Zavagli explica que, quando a rejeição ao aparelho origina-se pelo aspecto da estética, a solução está na escolha do modelo do aparelho, já que alguns ficam aparentemente invisíveis. “Como culturalmente não temos esse costume, é mais forte a reação dos outros quanto à utilização. Talvez pequenas mudanças de atitude possam ser o primeiro passo para mudar esse contexto.
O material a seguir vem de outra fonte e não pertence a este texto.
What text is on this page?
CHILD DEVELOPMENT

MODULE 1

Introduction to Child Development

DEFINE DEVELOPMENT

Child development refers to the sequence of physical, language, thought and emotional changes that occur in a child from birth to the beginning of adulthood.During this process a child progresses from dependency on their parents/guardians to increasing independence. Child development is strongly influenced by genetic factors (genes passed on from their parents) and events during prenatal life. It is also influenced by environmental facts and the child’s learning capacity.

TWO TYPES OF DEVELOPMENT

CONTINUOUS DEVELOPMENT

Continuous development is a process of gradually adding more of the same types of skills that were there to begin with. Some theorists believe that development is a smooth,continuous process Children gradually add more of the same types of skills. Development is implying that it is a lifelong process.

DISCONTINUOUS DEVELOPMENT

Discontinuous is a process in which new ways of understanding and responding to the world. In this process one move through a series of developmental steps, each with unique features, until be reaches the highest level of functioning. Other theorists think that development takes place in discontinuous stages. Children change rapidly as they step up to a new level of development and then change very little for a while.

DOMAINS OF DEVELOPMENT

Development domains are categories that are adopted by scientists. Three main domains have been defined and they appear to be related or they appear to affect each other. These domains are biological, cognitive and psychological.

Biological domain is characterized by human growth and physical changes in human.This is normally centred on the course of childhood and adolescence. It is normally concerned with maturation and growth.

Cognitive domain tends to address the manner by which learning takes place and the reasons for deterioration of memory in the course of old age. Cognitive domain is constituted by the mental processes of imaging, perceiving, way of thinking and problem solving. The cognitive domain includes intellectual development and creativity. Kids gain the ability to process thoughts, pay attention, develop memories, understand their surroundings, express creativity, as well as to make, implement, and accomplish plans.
Valorizar a saúde é importante e quase sempre deixamos a saúde auditiva de lado”, ressalta.

A fonoaudióloga afirma que, da mesma forma que existem protetores universais, adquiridos prontos para o uso, há os que são feitos sob medida. “Esses últimos, por serem personalizados, tendem a ser mais confortáveis e esteticamente mais aceitos. É possível a confecção com filtros, que geram melhor conforto na percepção da informação e, ao mesmo tempo, têm a função de proteger a audição”, conclui.

Para ajudar os foliões, Marilisa Zavagli dá algumas dicas:

- Evite permanecer próximo às saídas das caixas de som.
- Fique atento ao tempo de exposição ao som forte. Se estiver incomodado, irritado, não dá pra conversar? Mude de ambiente por um tempo, deixe o barulho passar.
- Durante os dias de folia, caso o período de exposição seja prolongado e repetitivo, utilize um protetor auditivo. É possível proteger a audição e curtir a festa.
- Respeitar intervalos de repouso auditivo: desfilou ou saiu no bloco à noite? Evite locais com música alta ou som intenso no dia seguinte.
- Ao sentir incômodo com o nível do som, procure um local mais tranquilo e reveze entre os ambientes, se possível. Se sintomas, como zumbido (“apito”), pressão ou dor persistirem, procure um médico otorrinolaringologista.